Suppose we are given an $R$-homomorphism: $$ \varphi: R^{(2)}\to R^{(2)} $$ Fixing a basis of $R^{(2)}$ we can obtain $\varphi$ as a $2\times 2$ Matrix with entries in $R$. Let's say it's given as \begin{bmatrix}r_{11}&r_{12}\\r_{21}&r_{22}\end{bmatrix} This induces the map $$ \varphi_*:hom_R(R^{(2)},M)\to hom_R(R^{(2)},M),\quad f\mapsto f\circ\varphi $$ Now since $hom_R(R^{(2)},M)\simeq M\oplus M$, there should be a map "belonging" to $\varphi_*$ that goes from $M\oplus M$ to $M\oplus M$.
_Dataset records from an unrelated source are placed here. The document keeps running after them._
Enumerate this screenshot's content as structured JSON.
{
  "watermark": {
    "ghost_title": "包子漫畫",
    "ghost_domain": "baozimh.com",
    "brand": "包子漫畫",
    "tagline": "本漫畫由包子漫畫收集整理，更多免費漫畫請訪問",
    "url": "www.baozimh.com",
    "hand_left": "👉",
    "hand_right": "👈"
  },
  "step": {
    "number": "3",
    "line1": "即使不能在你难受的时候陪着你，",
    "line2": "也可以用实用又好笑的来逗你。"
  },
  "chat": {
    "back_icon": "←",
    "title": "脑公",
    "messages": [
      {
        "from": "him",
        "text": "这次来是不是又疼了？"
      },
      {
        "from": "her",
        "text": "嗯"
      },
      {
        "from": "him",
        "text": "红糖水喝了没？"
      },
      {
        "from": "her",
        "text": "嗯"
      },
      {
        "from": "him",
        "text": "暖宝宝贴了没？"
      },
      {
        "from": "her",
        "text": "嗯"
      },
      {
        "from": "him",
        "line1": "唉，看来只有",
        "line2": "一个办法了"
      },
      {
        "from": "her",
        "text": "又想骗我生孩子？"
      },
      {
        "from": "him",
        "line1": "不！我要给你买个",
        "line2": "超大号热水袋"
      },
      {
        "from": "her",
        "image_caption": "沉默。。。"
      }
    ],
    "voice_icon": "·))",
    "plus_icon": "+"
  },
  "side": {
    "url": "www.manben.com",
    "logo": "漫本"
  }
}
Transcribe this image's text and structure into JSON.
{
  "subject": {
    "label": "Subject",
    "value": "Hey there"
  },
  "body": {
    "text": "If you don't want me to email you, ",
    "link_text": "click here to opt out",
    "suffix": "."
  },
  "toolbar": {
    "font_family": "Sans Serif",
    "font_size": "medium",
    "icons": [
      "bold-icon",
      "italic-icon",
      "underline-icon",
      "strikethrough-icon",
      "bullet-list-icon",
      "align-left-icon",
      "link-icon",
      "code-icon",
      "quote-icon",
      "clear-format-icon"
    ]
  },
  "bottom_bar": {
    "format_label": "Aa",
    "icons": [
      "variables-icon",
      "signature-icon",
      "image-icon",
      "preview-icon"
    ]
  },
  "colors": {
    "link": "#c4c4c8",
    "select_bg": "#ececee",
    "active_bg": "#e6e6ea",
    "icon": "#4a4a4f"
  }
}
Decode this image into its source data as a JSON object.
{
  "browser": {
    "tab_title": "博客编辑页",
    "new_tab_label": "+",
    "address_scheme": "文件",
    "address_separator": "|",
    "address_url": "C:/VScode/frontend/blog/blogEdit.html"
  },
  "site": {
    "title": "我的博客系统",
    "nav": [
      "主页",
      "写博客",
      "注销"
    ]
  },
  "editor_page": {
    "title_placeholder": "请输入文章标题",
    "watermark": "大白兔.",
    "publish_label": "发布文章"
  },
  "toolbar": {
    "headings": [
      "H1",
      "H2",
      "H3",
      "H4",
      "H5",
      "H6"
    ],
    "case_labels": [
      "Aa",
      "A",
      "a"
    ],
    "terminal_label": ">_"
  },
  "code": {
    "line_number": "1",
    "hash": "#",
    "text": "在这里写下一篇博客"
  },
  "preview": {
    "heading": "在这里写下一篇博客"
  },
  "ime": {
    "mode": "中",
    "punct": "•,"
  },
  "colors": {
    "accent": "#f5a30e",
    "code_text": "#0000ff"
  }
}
I tried to understand what this map exactly does and following the isomorphism $hom_R(R^{(2)},M)\simeq M\oplus M$ I came to the result that it somehow looks like this: $$ \varphi_*^{'}:M\oplus M \to M\oplus M,\quad (m_1,m_2)\mapsto (m_1,m_2)\left[\begin{array}{l}r_{11}&r_{12}\\r_{21}&r_{22}\end{array}\right]=(m_1r_{11}+m_2r_{21}, m_1r_{12}+m_2r_{22}) $$ Is this correct? And if yes how can I express the Image of that map, because I am having a hard time trying to do this.